“Has venido aquí a París dispuesto a forjar tu propio estilo, ¿no es así?”, le preguntó un día Marguerite Duras, con alevosía y nocturnidad, a Enrique Vila-Matas. El escritor catalán tuvo esa suerte. El apartamento del número cinco de la rue Saint-Benoît donde vivió durante unos años era de la autora francesa. Allí vivió, escribió y se adentró en la bohemia del París de los sesenta. Todo acabaría convirtiéndose en un libro: París no se acaba nunca. En la novela lo describe como una cochambrosa buhardilla por la que pagaba el simbólico precio de cien francos al mes. Allí trataba de llevar una vida de escritor “pobre y feliz” como la que relataba Hemingway en París era una fiesta, la referencia suprema.

Mi piso parisino, en cambio, pertenece a un director creativo que vuela por Madagascar y elige modelos para fotografías. Y sí, al igual que a Enrique Vila-Matas con su casera, mi casero habla también en un francés superior que me cuesta entender.

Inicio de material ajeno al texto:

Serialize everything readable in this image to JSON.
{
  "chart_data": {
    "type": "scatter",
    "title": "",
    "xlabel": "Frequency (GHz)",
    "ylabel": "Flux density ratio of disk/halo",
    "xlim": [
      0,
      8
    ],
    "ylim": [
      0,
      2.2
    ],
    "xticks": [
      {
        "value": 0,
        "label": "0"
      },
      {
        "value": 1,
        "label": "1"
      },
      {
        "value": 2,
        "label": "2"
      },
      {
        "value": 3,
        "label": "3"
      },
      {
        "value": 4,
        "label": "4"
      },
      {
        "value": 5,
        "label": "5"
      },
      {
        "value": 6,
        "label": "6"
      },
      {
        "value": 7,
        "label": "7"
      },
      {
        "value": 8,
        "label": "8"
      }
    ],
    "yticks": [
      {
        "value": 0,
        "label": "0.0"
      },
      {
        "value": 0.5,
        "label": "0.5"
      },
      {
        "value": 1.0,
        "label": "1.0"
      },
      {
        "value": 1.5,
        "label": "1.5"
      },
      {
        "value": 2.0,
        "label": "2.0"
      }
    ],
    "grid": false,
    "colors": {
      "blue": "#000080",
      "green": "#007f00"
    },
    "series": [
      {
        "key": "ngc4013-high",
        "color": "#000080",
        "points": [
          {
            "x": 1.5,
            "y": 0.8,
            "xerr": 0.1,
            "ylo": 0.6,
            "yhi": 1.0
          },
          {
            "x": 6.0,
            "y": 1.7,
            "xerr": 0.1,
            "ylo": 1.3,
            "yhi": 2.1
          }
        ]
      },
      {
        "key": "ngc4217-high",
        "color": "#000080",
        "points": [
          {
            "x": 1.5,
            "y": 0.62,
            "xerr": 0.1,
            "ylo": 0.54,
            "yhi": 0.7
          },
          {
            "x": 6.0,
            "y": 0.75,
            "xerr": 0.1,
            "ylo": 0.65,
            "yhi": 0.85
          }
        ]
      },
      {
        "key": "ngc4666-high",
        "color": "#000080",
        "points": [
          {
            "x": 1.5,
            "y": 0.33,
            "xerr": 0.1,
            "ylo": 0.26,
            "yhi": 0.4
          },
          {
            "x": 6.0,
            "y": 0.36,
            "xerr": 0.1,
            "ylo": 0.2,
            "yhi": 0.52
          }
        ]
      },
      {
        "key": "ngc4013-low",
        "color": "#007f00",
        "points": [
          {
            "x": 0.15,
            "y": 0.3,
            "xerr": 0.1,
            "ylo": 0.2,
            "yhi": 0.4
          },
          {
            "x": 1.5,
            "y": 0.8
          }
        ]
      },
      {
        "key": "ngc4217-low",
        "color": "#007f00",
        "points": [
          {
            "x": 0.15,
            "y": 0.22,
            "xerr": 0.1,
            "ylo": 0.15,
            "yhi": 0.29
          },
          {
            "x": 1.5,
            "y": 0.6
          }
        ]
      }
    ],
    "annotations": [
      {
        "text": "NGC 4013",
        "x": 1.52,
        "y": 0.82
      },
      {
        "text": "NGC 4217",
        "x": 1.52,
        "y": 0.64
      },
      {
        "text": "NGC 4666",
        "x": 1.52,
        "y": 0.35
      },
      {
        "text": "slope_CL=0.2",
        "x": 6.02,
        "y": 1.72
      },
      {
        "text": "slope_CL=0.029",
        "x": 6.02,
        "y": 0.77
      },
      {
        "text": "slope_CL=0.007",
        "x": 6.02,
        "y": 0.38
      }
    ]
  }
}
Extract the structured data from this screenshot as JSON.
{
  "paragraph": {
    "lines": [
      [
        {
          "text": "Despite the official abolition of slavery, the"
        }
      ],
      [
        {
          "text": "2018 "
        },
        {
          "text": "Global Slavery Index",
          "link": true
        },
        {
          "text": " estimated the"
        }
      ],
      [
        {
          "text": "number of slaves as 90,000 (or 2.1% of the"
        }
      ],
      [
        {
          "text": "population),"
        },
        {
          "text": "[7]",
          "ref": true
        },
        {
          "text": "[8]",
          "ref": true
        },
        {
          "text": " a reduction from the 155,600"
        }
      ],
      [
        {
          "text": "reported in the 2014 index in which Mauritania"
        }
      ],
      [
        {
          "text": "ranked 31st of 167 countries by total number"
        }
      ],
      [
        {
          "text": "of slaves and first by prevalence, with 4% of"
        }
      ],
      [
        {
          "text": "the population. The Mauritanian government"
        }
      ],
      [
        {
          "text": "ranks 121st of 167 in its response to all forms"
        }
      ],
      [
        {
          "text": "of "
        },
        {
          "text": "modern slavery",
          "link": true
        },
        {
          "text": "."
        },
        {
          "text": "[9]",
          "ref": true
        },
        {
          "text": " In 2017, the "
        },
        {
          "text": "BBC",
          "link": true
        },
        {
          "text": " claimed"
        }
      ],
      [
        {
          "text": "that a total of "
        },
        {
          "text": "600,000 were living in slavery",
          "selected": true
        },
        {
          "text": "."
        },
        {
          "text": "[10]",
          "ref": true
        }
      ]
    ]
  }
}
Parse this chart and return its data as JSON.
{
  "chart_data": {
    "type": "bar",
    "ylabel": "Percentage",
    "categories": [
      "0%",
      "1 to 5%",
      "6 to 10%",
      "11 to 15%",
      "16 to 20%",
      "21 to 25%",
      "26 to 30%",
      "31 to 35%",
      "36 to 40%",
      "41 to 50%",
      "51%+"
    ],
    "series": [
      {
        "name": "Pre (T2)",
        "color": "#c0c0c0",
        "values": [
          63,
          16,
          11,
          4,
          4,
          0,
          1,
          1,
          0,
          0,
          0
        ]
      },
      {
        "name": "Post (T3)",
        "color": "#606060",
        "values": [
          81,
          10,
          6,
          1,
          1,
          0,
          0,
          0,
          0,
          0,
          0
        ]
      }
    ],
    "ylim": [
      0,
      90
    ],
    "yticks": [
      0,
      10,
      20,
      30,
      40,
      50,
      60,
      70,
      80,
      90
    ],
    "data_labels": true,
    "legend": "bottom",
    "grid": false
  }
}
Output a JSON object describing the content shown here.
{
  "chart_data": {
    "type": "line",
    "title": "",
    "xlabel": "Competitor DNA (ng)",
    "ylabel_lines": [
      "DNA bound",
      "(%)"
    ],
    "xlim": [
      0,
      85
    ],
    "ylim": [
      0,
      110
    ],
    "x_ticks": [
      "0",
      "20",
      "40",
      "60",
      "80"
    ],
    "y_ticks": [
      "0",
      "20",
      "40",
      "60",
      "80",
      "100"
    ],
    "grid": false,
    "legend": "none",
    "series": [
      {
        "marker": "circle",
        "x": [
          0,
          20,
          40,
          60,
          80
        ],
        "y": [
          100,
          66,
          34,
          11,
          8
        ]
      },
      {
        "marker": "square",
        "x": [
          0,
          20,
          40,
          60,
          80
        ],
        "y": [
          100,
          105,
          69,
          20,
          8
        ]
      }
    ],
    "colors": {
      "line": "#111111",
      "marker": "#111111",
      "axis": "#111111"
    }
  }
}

Aquí hace frío como en todas las novelas, te obligas a refugiarte en los bares y pedir “un café caliente”. Ando sin la gabardina de Matas y sin el sombrero de Ernest, pero en cada barra comienzo a escribir un cuento. Y como el día en París es lluvioso me refugio en los escaparates, disimulo con el vaho del cristal y dejo mi teléfono en servilletas por si alguien llama. En el Madrid que he dejado no lo haría. Aquí sí. ¿Y si llaman?, pienso. A lo mejor cambio el argumento de lo que ando escribiendo.

Hay en la novela de Vila-Matas un espejo donde mirarse y lo releo como una Biblia para que me ilumine en este recorrido parisino. Generalmente subrayo las frases y las memorizo, otras me sirven para ejercitar el oficio. Mi voluntad, en cambio, no se modifica nunca: pasear y escribir. “¿Me parezco a Heminway?”, se preguntaba el escritor catalán en aquella época en la que empezaba. Dios, qué pregunta. Me veo imposibilitado a hacer lo mismo ahora aunque quiera.

En fin, aquí me encuentro: en un café de la rue Bonaparte donde siempre vuelvo para refugiarme (y usar la wifi). Normalmente se abren las puertas y miro, me distraigo y me desespero a partes iguales. Ando persiguiendo la sombra de alguien desde hace mucho tiempo y eso me ayuda a escribir.

Así que aquí me quedo. Por callejuelas estrechas, amplios bulevares, mirando sólidos edificios, plantándome ante los monumentos y recorriendo el Louvre como inspiración. Me han dicho que si paro cincuenta segundos en cada obra necesito al menos cinco años para verlo todo. Nada me perturba. Como decía Jules Moineaux: “¡Adelante: pongamos el mundo en tela de juicio!”.